In the biomedicine domain, Instruct PT achieves a performance score of 68.7 on PubMedQA, higher than Vanilla PT's 65.1 and significantly higher than the base Llama3-8B model's 59.8. In ChemProt, there is a notable improvement with Instruct PT scoring 47.2 compared to Vanilla PT's 42.4 and the base model's 27.6. In RCT, Instruct PT performs slightly better with a score of 73.4 compared to Vanilla PT's 72.4, indicating the robustness of the approach. The average score for Instruct PT in the biomedicine domain is 61.3, which surpasses both Vanilla PT's 58.4 and the base model's 53.6.
In the finance domain, Instruct PT shows a significant improvement with a score of 74.6 on ConvFinQA, compared to Vanilla PT's 62.9 and the base model's 49.9. Instruct PT also outperforms Vanilla PT on the Headline task, scoring 87.1 versus 84.7, and the base model's 81.1. However, on the NER task, Instruct PT scores 63.6, slightly below Vanilla PT's 64.9 but still showing substantial improvement over the base model's 72.8. The average score for Instruct PT in the finance domain is 74.7, higher than both Vanilla PT's 72.0 and the base model's 70.1.

Comparative Analysis
The study reveals that Llama3-8B models with Instruct PT can rival or even surpass the performance of much larger models like Llama3-70B. This is particularly evident in the finance domain, where Instruct PT achieves an average score of 74.7 compared to 71.9 for Llama3-70B. This highlights the efficiency and effectiveness of the Instruction Pre-Training approach in enhancing smaller models to compete with significantly larger models.

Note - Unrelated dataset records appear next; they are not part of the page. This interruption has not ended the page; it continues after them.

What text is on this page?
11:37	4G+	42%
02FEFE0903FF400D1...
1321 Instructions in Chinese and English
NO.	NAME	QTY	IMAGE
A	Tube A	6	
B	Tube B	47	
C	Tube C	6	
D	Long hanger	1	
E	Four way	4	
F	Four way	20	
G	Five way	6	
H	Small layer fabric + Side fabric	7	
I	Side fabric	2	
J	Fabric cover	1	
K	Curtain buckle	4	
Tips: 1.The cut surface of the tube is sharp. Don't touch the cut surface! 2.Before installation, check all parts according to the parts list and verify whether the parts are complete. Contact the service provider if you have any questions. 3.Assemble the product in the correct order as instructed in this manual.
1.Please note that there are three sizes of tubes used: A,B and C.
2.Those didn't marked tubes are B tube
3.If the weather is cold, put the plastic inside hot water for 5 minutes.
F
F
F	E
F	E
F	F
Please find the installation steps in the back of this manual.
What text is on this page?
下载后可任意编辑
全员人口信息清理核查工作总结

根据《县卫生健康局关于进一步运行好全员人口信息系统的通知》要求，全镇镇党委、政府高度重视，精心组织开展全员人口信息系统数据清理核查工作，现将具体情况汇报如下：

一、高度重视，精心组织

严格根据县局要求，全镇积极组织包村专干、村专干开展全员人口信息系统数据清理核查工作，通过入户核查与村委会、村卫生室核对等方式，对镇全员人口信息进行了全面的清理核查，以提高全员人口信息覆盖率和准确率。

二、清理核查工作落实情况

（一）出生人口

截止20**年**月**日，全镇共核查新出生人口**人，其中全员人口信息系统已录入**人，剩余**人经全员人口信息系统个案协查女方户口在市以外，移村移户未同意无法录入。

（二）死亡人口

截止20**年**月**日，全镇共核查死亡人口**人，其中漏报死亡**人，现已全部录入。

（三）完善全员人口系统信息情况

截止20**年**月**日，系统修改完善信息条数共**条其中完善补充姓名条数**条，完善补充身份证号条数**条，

Instruction Pre-Training not only improves the overall performance across various benchmarks but also enhances the models' ability to generalize to unseen tasks. The use of instruction-response pairs provides additional supervised signals that help models learn better representations and improve their performance on both general and domain-specific tasks.
Future Directions
Future work could focus on improving the accuracy and quality of the synthetic instruction-response pairs to further reduce potential hallucinations. Exploring the balance between the quantity and quality of synthetic data and scaling Instruction Pre-Training to larger datasets and models could provide further insights.
Conclusion
Instruction Pre-Training emerges as a powerful method to advance language model performance. By integrating supervised learning signals into the pre-training process, this approach significantly enhances both general and domain-specific capabilities of language models. As researchers continue to refine and expand upon this framework, we can expect even more robust and efficient language models, capable of tackling a wider array of tasks with greater accuracy and efficiency.
This paper offers a promising glimpse into the future of language model training, highlighting the potential of Instruction Pre-Training to redefine the landscape of natural language processing. For those in the machine learning community, this represents an exciting step forward in the ongoing evolution of AI capabilities.